The benefits of bilingual learning are reflected in future opportunities
The aptitude to speak two or more languages fluently has always been extremely beneficial in different professions. However, this is increasingly important in today's modern, globalised world. Fluency in an additional language can make a candidate stand out to potential employers. It also opens doors to additional opportunities that those without these skills may miss out on.
The ability of people to adapt and absorb different cultures is in itself a valuable asset for companies operating in multiple countries and with customers in different locations. In these global companies, employees who speak more languages are likely to be more valued and often better paid. Companies want employees with an innate sensitivity to cultural trends, who are comfortable interacting with a variety of people and who have strong communication skills.
Bilingualism influences children's educational pathways
Often, for a broader perspective on a subject, people turn to foreign researchers, authors, theorists and end up reading articles and papers written in international languages, thus expanding their knowledge base. For this to happen, people need to master at least one international language. Schools train and facilitate children's contact with foreign languages, and universities want a bilingual student community that contributes to increasing knowledge and building a mutual exchange of information between several countries; they will therefore value those students who are able to cope in a language other than their mother tongue.

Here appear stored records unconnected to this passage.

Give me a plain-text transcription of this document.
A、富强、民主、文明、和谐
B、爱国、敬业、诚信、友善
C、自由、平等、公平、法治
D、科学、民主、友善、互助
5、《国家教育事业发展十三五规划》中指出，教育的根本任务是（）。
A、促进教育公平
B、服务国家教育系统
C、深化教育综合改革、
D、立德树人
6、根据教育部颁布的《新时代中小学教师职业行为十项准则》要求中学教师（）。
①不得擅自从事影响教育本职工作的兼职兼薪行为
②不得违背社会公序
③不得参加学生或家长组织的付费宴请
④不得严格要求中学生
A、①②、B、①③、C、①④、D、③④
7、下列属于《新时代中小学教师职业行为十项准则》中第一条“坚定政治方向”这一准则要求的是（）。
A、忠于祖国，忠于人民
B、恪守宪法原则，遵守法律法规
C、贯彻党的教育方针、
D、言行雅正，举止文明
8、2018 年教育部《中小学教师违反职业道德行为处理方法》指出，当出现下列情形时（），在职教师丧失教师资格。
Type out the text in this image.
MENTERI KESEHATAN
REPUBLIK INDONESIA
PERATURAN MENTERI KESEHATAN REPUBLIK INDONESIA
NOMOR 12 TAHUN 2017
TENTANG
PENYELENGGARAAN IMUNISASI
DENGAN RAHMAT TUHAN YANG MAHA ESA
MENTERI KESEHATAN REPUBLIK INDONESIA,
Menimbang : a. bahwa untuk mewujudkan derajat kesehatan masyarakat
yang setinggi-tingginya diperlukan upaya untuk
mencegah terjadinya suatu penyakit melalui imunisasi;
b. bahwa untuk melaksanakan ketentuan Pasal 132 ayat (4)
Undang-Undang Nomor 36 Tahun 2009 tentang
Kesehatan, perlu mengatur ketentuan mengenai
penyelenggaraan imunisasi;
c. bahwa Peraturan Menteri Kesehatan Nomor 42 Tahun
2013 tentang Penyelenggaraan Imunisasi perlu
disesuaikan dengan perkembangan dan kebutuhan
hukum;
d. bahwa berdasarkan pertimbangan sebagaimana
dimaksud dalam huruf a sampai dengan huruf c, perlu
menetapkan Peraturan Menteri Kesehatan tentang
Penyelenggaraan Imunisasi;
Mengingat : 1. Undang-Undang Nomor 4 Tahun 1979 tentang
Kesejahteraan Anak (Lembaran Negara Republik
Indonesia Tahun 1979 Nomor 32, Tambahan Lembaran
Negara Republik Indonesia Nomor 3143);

Benefits of bilingualism on general health
There is a growing body of research on how the cognitive benefits of bilingualism extend to combating neurological diseases and preventing cognitive decline. Research from Cambridge University highlights evidence that bilinguals have an advantage in cognitive ability, social interaction and communication skills. Bilingualism prevents Alzheimer's disease, Parkinson's disease and allows people to retain their cognitive plasticity even into old age.
Dual language use prevents cognitive decline
Karina Chapa, director of language proficiency, bilingualism and cultural diversity at Region One Education Service Center, talked about the revolutionary power of bilingualism in a TED Talk. Karina Chapa talks about the power of bilingualism and its ability to revolutionize education. In the talk, Karina Chapa talks about why bilingual brains are more cognitively flexible and quicker problem solvers; she talks about the words we use socially and the neural connections we make for those words to be formed.
Throughout the 16-minute speech it is explained that although we are talking about two different languages (e.g. Spanish and English), which involve different words, different sounds and different accents, the neural connections that foster the emergence of words in both English and Spanish are interconnected. In the bilingual brain, everything that has been cognitively stored in the mother tongue will automatically transfer to the second language learned, whether the moment of acquisition took place at the age of 5 or 20.
is the full speech and the reasons Karina Chapa brings up to highlight the benefits of bilingualism.
The benefits of bilingualism on children's development are countless. Experts recommend bilingual education, but each family must make the best decision, based on the traits of the family members, priorities and future prospects, to decide when to start the bilingual journey.